The truth: Thanks to fractional shares, micro-investing apps, and no-minimum investment platforms, anyone can start investing today — even with just a few dollars. And starting small now lets you harness the power of compound growth over time.
✅ Takeaway tip: Explore beginner-friendly investment apps that help you dip your toes in while learning the basics.
👵 Myth 4: You Should Avoid All Debt in Retirement
The belief: Heading into retirement with any debt is a financial disaster.
The truth: Not all debt is bad debt. A low-interest mortgage, for example, might make sense if it preserves your cash flow or allows you to invest in higher-return opportunities.
✅ Takeaway tip: Sit down with a financial advisor to review your retirement plan and decide which debts to prioritize (and which you can comfortably carry).
👔 Myth 5: You Can Always Work After Retirement
The belief: If money gets tight, you can just pick up a part-time job after you retire.
The truth: Relying on post-retirement work is risky. Health issues, caregiving needs, or age discrimination can limit your options. A solid retirement plan needs to stand on its own.
✅ Takeaway tip: Check in on your retirement savings regularly to make sure they match your future lifestyle goals — and adjust when needed.
💼 Myth 6: Borrowing from Your 401(k) Is a Safe Option
The belief: Borrowing from your 401(k) is like borrowing from yourself — no harm done.
The truth: A 401(k) loan comes with strings attached. If you leave your job, you may have to repay it quickly or face taxes and penalties. Plus, you lose out on potential investment growth while the money is out.
✅ Takeaway tip: Exhaust other funding options first — like personal loans or tapping your emergency fund — before touching retirement accounts.
📃 Myth 7: Life Insurance Is a Good Investment
The belief: Life insurance policies can double as investment tools.
The truth: While some permanent life insurance products include investment components, they often come with higher fees and lower returns compared to traditional investment accounts.

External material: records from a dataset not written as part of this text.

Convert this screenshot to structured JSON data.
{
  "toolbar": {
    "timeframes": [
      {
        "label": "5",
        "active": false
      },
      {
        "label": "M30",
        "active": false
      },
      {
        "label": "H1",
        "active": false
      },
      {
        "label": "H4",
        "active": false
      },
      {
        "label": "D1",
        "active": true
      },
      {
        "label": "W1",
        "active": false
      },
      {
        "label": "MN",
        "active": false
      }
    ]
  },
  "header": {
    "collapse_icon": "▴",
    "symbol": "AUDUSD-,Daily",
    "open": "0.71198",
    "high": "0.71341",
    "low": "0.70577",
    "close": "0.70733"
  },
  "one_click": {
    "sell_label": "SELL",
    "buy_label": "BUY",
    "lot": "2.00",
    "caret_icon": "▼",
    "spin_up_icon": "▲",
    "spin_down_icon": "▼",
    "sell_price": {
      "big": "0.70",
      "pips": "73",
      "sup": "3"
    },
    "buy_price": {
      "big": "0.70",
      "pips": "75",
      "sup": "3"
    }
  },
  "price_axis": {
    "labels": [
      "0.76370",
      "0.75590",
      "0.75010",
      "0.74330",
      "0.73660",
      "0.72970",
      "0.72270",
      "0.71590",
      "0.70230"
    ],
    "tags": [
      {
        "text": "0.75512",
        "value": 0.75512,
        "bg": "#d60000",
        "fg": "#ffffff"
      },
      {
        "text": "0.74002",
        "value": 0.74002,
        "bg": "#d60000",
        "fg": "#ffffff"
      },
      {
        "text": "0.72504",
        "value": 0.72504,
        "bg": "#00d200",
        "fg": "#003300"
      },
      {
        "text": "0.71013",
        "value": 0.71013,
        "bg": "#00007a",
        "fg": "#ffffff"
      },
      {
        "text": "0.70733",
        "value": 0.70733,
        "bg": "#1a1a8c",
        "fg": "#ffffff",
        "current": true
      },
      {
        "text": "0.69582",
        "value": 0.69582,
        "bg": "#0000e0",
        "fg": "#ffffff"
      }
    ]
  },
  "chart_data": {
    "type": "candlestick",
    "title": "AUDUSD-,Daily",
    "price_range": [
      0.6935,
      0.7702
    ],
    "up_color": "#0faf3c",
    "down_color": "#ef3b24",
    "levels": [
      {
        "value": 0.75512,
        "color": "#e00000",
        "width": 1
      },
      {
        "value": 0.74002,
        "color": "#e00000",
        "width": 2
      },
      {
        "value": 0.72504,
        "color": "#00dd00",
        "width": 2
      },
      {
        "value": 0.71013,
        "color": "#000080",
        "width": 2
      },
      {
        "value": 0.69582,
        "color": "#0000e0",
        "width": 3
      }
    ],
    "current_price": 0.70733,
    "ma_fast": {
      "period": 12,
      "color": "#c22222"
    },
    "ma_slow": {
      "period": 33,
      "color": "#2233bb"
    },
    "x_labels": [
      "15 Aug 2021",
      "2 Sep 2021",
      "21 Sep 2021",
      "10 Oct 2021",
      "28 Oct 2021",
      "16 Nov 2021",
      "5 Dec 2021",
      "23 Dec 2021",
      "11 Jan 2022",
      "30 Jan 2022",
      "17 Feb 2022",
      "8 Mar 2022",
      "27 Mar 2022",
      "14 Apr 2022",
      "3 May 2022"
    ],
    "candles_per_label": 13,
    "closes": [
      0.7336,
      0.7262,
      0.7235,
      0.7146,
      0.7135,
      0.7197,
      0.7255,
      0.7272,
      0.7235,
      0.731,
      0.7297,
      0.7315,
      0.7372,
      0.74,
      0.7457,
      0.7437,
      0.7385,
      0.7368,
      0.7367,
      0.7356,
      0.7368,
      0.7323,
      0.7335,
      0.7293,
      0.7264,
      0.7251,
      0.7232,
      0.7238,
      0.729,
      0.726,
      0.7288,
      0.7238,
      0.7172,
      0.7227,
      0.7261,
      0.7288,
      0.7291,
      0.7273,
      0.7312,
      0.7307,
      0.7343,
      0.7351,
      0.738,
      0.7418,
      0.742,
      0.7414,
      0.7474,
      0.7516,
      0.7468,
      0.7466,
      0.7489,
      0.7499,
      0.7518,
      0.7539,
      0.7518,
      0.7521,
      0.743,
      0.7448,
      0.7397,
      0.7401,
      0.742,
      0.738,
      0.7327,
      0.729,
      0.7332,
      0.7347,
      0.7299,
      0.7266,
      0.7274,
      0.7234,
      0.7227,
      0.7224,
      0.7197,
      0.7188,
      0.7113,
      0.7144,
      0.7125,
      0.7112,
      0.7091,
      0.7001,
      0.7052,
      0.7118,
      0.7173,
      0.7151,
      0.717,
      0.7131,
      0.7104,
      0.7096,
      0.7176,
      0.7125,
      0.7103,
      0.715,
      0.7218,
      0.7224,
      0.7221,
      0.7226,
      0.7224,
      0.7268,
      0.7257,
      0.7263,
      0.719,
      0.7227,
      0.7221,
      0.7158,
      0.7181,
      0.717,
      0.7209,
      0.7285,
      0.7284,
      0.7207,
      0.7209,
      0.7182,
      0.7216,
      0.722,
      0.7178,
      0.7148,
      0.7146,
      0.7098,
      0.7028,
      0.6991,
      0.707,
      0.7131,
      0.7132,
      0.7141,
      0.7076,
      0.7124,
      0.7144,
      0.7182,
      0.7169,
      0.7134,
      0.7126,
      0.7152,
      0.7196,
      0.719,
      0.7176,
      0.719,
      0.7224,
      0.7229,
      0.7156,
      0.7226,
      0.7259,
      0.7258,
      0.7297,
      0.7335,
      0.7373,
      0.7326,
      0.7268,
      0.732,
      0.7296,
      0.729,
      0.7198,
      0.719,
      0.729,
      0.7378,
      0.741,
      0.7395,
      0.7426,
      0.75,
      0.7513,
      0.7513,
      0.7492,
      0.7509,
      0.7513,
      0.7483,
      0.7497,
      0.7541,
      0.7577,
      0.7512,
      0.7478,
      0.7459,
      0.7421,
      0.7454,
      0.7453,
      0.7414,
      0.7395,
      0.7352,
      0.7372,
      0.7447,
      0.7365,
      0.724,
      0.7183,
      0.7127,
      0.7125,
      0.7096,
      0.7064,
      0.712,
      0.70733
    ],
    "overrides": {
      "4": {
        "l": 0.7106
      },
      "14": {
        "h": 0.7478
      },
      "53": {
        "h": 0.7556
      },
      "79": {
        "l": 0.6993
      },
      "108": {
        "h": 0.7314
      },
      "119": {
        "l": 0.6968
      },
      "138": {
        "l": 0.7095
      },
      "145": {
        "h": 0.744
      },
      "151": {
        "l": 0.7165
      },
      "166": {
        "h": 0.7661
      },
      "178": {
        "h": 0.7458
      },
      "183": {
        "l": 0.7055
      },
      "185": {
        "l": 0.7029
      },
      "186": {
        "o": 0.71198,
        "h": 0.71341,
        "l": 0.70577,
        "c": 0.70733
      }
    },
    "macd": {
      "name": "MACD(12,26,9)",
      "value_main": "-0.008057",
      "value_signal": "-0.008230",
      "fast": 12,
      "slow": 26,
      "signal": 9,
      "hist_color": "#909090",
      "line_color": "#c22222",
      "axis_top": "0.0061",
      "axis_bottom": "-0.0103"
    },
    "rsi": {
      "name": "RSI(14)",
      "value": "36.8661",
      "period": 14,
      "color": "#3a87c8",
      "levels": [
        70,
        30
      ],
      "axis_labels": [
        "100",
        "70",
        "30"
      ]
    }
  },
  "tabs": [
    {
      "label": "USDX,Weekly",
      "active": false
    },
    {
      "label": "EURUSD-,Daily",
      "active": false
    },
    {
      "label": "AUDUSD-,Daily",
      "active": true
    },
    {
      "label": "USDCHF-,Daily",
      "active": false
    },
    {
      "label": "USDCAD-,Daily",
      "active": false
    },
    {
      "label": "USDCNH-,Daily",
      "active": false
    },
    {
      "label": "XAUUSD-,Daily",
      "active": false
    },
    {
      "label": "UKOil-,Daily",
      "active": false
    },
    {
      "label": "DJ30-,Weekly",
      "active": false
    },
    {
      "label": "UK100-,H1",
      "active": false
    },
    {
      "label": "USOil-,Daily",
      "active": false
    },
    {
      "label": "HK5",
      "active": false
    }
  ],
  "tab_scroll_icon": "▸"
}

✅ Takeaway tip: Focus on term life insurance for straightforward protection, and keep your investments separate for better growth potential.
🕰 Myth 8: You Should Take Social Security at 62
The belief: It’s always smartest to claim Social Security as soon as you’re eligible.
The truth: Claiming early permanently reduces your monthly benefit. Waiting until full retirement age — or even later — increases your payments.
✅ Takeaway tip: Use an online Social Security calculator to weigh the pros and cons of claiming at different ages based on your health, lifestyle, and financial needs.
💵 Myth 9: You Can’t Build Wealth on a Low Income
The belief: You need a high salary to build wealth.
The truth: Wealth comes from what you do with what you have. Smart budgeting, consistent saving, and long-term investing can create real financial growth, even on modest earnings.
✅ Takeaway tip: Build a budget that prioritizes saving and debt payoff, and take advantage of free financial literacy tools to sharpen your money skills.
✨ Final Thoughts
The biggest financial mistake you can make in 2025? Clinging to myths that no longer serve you.
When you challenge old assumptions, stay informed, and make intentional decisions, you set yourself up for lasting success — no matter your starting point.